CNET reports that a lawsuit has been filed against the University of Chicago Medical Center and tech giant Google over a partnership between the two groups. The lawsuit, which was filed on Wednesday in U.S. District Court for Northern Illinois, alleges that too much personal information of patients was revealed as a result of the alliance between the university and the Masters of the Universe.
The lawsuit claims that “the personal medical information obtained by Google is the most sensitive and intimate information in an individual’s life, and its unauthorized disclosure is far more damaging to an individual’s privacy” than leaked credit card or social security numbers that are often targeted in hacking attempts.

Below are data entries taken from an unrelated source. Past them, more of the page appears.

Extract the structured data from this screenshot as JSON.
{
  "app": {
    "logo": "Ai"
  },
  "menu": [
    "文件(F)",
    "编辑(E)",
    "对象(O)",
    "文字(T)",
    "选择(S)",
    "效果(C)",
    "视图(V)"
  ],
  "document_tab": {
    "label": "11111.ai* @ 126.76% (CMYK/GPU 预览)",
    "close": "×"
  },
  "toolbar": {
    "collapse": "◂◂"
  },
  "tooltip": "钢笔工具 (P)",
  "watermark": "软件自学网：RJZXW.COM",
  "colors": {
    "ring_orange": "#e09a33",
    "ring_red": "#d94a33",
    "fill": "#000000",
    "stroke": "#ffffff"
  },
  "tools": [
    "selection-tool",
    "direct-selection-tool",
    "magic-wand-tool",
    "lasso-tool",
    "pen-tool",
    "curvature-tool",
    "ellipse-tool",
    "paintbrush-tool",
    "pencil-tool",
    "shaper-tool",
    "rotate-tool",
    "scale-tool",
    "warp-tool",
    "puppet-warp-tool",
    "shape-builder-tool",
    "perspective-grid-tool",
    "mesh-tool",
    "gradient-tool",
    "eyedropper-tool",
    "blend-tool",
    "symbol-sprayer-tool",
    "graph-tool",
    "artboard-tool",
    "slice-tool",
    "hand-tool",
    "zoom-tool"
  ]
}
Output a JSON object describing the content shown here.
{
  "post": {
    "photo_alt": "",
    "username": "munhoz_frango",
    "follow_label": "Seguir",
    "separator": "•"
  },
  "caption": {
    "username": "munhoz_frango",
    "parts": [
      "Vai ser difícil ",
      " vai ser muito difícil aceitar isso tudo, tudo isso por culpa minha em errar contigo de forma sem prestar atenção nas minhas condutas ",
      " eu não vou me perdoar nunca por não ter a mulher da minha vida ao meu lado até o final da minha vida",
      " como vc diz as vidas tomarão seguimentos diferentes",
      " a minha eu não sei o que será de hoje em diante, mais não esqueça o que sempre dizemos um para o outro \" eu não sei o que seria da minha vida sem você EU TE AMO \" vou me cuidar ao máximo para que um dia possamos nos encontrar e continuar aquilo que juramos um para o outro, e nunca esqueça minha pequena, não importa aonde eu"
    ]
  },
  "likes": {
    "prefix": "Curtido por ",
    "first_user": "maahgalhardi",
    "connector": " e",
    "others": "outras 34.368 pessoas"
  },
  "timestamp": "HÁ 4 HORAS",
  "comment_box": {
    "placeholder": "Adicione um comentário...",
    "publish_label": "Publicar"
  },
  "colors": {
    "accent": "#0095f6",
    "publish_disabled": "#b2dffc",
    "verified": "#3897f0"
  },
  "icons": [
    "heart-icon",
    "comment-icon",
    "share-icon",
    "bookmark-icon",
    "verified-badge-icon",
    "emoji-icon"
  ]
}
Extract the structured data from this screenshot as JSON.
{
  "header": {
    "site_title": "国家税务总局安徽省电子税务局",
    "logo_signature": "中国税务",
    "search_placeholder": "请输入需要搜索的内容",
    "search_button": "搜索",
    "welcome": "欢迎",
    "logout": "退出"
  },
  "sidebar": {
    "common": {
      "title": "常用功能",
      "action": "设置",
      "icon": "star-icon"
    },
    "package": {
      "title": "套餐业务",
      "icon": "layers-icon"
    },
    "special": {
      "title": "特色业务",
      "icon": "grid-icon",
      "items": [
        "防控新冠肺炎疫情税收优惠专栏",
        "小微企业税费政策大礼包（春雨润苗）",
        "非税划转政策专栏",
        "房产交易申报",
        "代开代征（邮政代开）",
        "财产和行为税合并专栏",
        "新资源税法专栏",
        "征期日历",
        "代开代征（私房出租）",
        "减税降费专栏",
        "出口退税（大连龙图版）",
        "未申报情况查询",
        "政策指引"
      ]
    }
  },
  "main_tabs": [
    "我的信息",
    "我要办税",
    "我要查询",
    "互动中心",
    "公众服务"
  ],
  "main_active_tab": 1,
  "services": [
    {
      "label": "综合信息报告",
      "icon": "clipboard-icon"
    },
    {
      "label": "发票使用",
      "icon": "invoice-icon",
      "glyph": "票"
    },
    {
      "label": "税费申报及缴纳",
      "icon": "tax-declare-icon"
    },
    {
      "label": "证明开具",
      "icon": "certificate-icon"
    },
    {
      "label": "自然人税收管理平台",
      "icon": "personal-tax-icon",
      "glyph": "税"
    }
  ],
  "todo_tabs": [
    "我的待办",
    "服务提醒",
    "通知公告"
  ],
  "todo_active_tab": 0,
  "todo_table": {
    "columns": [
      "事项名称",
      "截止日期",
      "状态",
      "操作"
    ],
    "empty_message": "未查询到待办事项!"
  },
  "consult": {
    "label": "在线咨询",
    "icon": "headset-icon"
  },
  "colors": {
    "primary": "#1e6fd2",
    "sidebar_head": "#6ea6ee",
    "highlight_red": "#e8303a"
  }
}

The project developed by Google and the University used A.I. to predict medical events including how long a patient could be hospitalized for and whether or not their health is deteriorating. The lawsuit alleges that the inclusion of certain dates violates HIPAA which requires that hospitals hide personal information of patients. The lawsuit claims that the dates, when combined with geolocation that Google collects from apps such as Waze and Maps, could be used to identify when individuals entered or exited the university’s hospital.
Google and the University of Chicago defended the project, with a Google spokesperson stating: “We believe our health care research could help save lives in the future, which is why we take privacy seriously and follow all relevant rules and regulations in our handling of health data.”
A spokesperson for the University of Chicago stated: “The University of Chicago Medical Center has complied with the laws and regulations applicable to patient privacy. The Medical Center is committed to providing excellent patient care and to protecting patient privacy.”